To understand the new wave of hype for AI, its drivers and potential implications, Nordea On Your Mind author Viktor Sonebäck turns to Philip Widegren, Data Science Lead at Nordea's AI Hub. He describes how generative AI has opened a new interface (through Large Language Models) making access and usage far easier for non-experts. Potential productivity gains are fuelling massive interest in business use. There are risks of new AI technologies being abused for disinformation and destabilisation, but the outlook for human employment is not necessarily bearish. AI is a productivity tool for humans.
Viktor Sonebäck (VS): Can you share your background and your current role at Nordea?
Philip Widegren (PW): My academic background includes an M.Sc. in Applied Mathematics from KTH Royal Institute of Technology. I initially started my career in the area of AI as a quantitative trader at SEB. My journey further led me to BCG and BCG Gamma, where over four years, I was part of driving large-scale digital transformations using AI, ML and Data Science across various industries and clients, with a special focus on areas such as pricing and personalisation. Since August 2022, I have worked as a data science lead for Nordea’s AI hub, focusing on commercial units and leading our Generative AI initiatives across the bank. Nordea's AI hub exists to accelerate AI adoption in the bank and to ensure safe and responsible usage.
VS: LLMs, and generative AI in general, have reached an unprecedented level of hype in recent times. Why is this? Why now?
PW: Generative AI and in particular Large Language Models have been one of the hottest, if not the hottest, topics in the industry since the release of ChatGPT back in November 2022. This is despite the fact that Generative AI only accounts for 30-40% of the economic impact of all AI technologies, according to McKinsey.

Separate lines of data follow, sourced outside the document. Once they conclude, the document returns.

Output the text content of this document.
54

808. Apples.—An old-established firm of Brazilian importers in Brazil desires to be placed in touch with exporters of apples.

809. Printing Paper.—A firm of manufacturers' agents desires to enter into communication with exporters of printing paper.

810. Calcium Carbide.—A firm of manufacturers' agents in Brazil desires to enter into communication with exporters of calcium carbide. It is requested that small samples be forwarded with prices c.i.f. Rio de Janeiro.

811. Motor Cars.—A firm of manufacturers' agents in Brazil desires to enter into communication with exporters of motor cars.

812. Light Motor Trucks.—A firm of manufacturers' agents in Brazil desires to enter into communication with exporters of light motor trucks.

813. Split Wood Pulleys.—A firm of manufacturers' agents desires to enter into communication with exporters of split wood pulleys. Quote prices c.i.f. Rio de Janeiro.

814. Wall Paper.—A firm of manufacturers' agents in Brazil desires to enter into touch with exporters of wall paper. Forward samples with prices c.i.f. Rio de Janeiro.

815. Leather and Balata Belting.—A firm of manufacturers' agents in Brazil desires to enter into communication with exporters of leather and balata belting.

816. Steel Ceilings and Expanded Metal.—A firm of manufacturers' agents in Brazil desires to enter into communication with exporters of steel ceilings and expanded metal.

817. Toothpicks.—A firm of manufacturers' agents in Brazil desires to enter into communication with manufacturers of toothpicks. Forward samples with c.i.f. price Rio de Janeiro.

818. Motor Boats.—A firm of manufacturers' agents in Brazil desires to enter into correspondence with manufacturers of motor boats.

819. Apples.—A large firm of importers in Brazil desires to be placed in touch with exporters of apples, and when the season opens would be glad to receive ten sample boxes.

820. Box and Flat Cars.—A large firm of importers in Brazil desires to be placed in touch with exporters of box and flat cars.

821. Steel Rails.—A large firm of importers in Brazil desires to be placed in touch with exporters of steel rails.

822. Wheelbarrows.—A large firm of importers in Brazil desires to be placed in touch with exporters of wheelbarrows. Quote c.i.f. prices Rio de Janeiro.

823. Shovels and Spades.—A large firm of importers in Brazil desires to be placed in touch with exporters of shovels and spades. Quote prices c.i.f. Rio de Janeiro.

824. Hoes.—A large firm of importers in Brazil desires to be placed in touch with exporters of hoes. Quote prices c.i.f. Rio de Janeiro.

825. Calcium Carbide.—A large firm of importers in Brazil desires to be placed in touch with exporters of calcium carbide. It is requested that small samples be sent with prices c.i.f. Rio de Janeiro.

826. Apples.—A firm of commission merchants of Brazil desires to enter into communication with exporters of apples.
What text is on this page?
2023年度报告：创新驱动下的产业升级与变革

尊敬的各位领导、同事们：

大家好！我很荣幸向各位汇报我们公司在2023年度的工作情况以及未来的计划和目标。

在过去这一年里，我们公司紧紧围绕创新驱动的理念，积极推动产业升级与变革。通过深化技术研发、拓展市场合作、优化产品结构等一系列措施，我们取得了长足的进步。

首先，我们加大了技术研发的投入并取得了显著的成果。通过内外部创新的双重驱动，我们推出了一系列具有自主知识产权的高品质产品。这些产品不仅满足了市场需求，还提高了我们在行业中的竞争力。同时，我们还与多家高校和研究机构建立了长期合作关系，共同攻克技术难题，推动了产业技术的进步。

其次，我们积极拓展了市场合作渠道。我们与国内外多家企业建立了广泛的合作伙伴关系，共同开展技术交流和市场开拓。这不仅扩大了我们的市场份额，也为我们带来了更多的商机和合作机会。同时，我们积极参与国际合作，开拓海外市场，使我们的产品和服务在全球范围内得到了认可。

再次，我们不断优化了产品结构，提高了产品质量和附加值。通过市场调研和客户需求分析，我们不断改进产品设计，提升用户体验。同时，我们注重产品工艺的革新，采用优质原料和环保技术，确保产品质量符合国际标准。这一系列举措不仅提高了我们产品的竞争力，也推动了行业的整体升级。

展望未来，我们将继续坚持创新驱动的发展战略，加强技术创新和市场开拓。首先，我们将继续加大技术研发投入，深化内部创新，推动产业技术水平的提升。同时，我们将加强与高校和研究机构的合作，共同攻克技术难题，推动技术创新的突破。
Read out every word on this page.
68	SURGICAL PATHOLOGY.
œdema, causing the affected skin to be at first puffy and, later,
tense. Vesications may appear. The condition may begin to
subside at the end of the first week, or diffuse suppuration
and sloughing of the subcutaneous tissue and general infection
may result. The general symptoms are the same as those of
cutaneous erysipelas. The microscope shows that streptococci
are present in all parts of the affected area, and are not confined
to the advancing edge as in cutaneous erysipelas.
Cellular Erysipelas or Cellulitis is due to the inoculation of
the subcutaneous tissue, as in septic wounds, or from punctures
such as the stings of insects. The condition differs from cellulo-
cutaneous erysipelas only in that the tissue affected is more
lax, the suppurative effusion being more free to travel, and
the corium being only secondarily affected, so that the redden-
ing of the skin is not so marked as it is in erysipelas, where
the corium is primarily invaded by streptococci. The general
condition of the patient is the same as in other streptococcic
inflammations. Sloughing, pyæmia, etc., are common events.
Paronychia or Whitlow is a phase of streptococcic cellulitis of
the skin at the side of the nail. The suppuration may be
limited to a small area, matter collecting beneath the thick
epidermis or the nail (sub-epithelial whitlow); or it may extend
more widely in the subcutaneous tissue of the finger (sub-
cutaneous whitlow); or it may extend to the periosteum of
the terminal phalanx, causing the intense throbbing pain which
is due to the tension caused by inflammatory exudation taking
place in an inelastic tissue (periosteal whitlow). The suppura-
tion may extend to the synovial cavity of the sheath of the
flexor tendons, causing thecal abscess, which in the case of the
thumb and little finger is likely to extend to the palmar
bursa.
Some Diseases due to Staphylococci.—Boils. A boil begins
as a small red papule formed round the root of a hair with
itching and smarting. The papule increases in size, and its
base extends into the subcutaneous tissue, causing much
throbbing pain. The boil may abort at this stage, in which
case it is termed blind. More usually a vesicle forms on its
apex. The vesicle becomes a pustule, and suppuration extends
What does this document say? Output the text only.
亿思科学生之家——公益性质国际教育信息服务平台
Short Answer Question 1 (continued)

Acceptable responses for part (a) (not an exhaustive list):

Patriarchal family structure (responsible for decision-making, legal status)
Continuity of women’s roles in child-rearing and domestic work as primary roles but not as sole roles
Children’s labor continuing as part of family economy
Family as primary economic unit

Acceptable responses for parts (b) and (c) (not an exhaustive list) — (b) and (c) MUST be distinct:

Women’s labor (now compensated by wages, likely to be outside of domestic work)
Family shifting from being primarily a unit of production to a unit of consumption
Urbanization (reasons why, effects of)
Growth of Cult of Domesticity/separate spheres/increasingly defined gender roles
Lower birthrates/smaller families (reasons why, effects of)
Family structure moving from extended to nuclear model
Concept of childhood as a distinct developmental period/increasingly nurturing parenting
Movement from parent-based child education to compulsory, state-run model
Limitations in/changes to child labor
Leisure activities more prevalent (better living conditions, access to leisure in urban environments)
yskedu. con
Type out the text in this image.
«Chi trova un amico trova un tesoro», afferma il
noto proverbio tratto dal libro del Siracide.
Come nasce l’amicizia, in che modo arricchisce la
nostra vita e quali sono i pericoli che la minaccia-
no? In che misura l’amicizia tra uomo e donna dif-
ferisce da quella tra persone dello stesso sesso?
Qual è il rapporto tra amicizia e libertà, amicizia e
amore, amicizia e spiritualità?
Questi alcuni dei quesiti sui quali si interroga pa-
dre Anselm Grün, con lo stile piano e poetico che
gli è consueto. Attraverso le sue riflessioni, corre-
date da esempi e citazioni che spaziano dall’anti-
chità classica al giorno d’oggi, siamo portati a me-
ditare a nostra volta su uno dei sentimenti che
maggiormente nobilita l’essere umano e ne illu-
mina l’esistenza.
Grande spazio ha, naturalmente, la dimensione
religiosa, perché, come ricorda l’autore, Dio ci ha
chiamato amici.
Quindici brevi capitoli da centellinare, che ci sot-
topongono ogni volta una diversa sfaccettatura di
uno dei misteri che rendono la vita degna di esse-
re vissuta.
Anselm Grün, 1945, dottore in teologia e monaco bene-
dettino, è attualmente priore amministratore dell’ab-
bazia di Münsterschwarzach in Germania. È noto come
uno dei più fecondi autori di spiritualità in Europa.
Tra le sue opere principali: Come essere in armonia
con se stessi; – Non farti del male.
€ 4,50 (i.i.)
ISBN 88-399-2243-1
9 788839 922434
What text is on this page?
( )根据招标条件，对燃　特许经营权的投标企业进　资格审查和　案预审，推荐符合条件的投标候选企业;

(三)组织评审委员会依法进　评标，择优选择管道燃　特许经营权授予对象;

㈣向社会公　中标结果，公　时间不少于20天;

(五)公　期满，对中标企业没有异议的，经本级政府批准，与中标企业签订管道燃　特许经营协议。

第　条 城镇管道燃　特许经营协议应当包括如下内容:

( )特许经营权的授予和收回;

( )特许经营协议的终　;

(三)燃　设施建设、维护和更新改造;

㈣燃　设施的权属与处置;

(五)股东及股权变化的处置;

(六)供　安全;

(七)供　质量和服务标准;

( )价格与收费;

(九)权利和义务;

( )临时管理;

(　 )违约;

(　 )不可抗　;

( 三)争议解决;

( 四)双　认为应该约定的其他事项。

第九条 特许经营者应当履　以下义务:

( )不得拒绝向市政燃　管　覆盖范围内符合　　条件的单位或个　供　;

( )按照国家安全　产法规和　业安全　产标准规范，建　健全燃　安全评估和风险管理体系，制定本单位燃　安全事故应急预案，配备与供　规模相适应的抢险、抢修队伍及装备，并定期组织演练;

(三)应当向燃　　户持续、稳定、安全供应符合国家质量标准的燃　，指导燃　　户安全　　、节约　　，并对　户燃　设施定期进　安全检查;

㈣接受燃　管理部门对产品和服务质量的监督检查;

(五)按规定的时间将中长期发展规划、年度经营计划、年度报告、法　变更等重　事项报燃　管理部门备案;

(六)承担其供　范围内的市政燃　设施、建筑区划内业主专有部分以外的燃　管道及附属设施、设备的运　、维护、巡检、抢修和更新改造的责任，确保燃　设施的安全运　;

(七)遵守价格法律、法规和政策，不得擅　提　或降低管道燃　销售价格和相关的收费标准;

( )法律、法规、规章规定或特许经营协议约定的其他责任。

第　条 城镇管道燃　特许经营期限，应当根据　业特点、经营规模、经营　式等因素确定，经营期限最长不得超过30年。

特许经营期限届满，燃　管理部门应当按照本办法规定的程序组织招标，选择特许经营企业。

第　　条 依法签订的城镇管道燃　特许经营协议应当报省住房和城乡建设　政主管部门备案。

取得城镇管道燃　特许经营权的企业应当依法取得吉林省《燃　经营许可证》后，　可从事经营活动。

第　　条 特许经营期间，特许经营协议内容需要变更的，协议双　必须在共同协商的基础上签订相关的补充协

One of the primary reasons for the hype surrounding generative AI is its enhanced accessibility. Previously, developing AI applications to realise business value required highly skilled data scientists; however, OpenAI’s release of ChatGPT has significantly lowered such barriers to entry, meaning anyone may now access state-of-the-art AI technologies. Moreover, through leveraging ChatGPT and other generative AI applications, employees themselves are attaining productivity increases from directly utilising this technology.
Other factors include the fact that people can easily build new services. There is an ongoing battle, including Google, Microsoft, Meta on a global stage, to develop the best services and foundation models. Everyone is watching. It is important to also mention that LLMs are not that "smart". Essentially they just predict the next words based on the instructions you have provided, meaning they are very prone to hallucinations if you do not provide enough context.
If we for example zoom into how the software developer experience can be improved using generative AI then studies from GitHub regarding its copilot claim the following: software developers feel more productive, efficient and satisfied. They have measured a 55% productivity gain when writing code. It is important to emphasise that many software developers spend many hours a week on non-coding tasks. Also, navigating large complex codebases is much more challenging than creating new codebases from scratch. In the not too distant future, when companies recruit developers, the developers will assume that they will get a copilot and the question will rather be which copilot the company uses instead of if developers have a copilot, similar to how new hires today expect to get a computer and mobile phone when joining a company.